I thought that personal support, loyalty and understanding were something we shared. I have been seriously abused in that regard. I was particularly concerned when the Hon. Helen Sham-Ho referred to how lucky it was that we did not have a bigger defeat in the October 1998 Federal election. Unfortunately for her we did have a bad result but we did win the election. The Prime Minister and his excellent Deputy Prime Minister, until yesterday, have been running the show in Canberra.
The Hon. Helen Sham-Ho made the point that there were swings against the Coalition and that the loss of many marginal seats showed people’s disgust for and disappointment with the Liberal Party. In fact, in New South Wales - her home turf, the only place that will publish her - we lost just one seat, Paterson. It was mainly because of the beat-up by the Hon. Helen Sham-Ho of her own position to achieve notoriety in her own right that we had a focus on what she called racism and all the other ugly terms she used.

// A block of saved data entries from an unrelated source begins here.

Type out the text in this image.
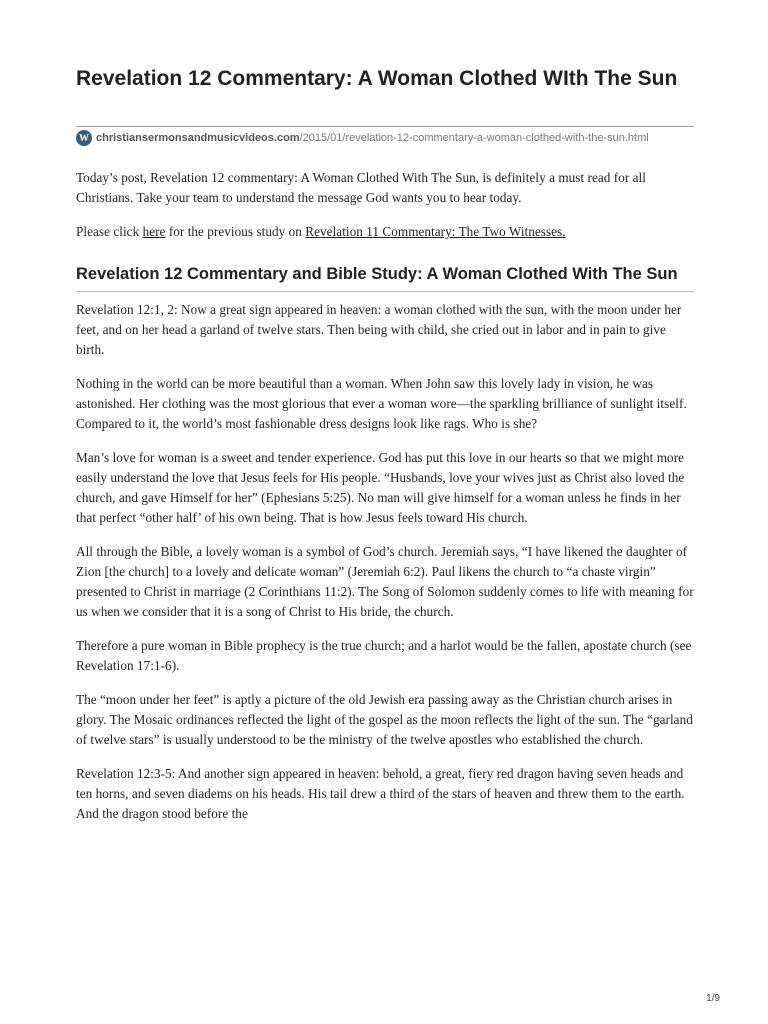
Revelation 12 Commentary: A Woman Clothed WIth The Sun
W christiansermonsandmusicvideos.com /2015/01/revelation-12-commentary-a-woman-clothed-with-the-sun.html

Today’s post, Revelation 12 commentary: A Woman Clothed With The Sun, is definitely a must read for all Christians. Take your team to understand the message God wants you to hear today.

Please click here for the previous study on Revelation 11 Commentary: The Two Witnesses.

Revelation 12 Commentary and Bible Study: A Woman Clothed With The Sun

Revelation 12:1, 2: Now a great sign appeared in heaven: a woman clothed with the sun, with the moon under her feet, and on her head a garland of twelve stars. Then being with child, she cried out in labor and in pain to give birth.

Nothing in the world can be more beautiful than a woman. When John saw this lovely lady in vision, he was astonished. Her clothing was the most glorious that ever a woman wore—the sparkling brilliance of sunlight itself. Compared to it, the world’s most fashionable dress designs look like rags. Who is she?

Man’s love for woman is a sweet and tender experience. God has put this love in our hearts so that we might more easily understand the love that Jesus feels for His people. “Husbands, love your wives just as Christ also loved the church, and gave Himself for her” (Ephesians 5:25). No man will give himself for a woman unless he finds in her that perfect “other half’ of his own being. That is how Jesus feels toward His church.

All through the Bible, a lovely woman is a symbol of God’s church. Jeremiah says, “I have likened the daughter of Zion [the church] to a lovely and delicate woman” (Jeremiah 6:2). Paul likens the church to “a chaste virgin” presented to Christ in marriage (2 Corinthians 11:2). The Song of Solomon suddenly comes to life with meaning for us when we consider that it is a song of Christ to His bride, the church.

Therefore a pure woman in Bible prophecy is the true church; and a harlot would be the fallen, apostate church (see Revelation 17:1-6).

The “moon under her feet” is aptly a picture of the old Jewish era passing away as the Christian church arises in glory. The Mosaic ordinances reflected the light of the gospel as the moon reflects the light of the sun. The “garland of twelve stars” is usually understood to be the ministry of the twelve apostles who established the church.

Revelation 12:3-5: And another sign appeared in heaven: behold, a great, fiery red dragon having seven heads and ten horns, and seven diadems on his heads. His tail drew a third of the stars of heaven and threw them to the earth. And the dragon stood before the

1/9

I am astonished and surprised that the Hon. Helen Sham-Ho persists in trying to justify her position. It is clearly unjustifiable. Each time she digs the hole, she digs herself in deeper. It is my belief that she should examine her position carefully and come back to this House with a better explanation than she has given to date as to why, through ambition or otherwise, she has trodden the path she has trodden, and meanwhile turned her back on her loyal friends and supporters on every occasion. It is an understatement to say that it has hurt me deeply and personally. Her continued justifications - if that is what they are - are nothing but a sham.
I hope that during the recess the Hon. Helen Sham-Ho realises her position and that she will come back to this place and say, "I am ambitious. I go with the flow. I go where ambition takes me." If she were perfectly honest like that, we would all understand. But it is unjustifiable, unreasonable and unacceptable of her to try to cloak her resignation from the Liberal Party in some other way, damaging people along the way.
The Hon. D. J. Gay: She was beaten by a better person; she was beaten by Virginia Chadwick.
The Hon. Dr B. P. V. PEZZUTTI: That is right.
THE HONOURABLE TIM FISCHER
The Hon. H. S. TSANG [2.06 a.m.]: I echo the remarks made by my leader in this House about the Hon. Tim Fischer. I travelled with Tim Fischer on the inaugural Qantas flights to China. During the flight everyone joked about Tim Fischer and the way he dressed, especially when he wore his Akubra hat. But when we arrived in Shanghai and he walked down the ramp in his Akubra hat and waved to the crowd of Chinese people waiting to welcome him, he did Australia proud.
Tim Fischer carries himself well. He might be an ocker, but he is a well-respected one. During the trip to Shanghai Tim Fischer performed great service for Australia. He has brought about an enormous increase in trade between Australia and China. On return to Australia I met him several times when he received delegations from China. During those times he was a tremendous host and a respected politician. He does not regard political allies, whether they be Labor or Liberal, as being important for Australia, but he does regard trade as being important for Australia. I have great respect for the Hon. Tim Fischer. I wish him and his family well.
Motion agreed to.
House adjourned at 2.08 a.m., Friday, until Tuesday 7 September 1999 at 2.30 p.m.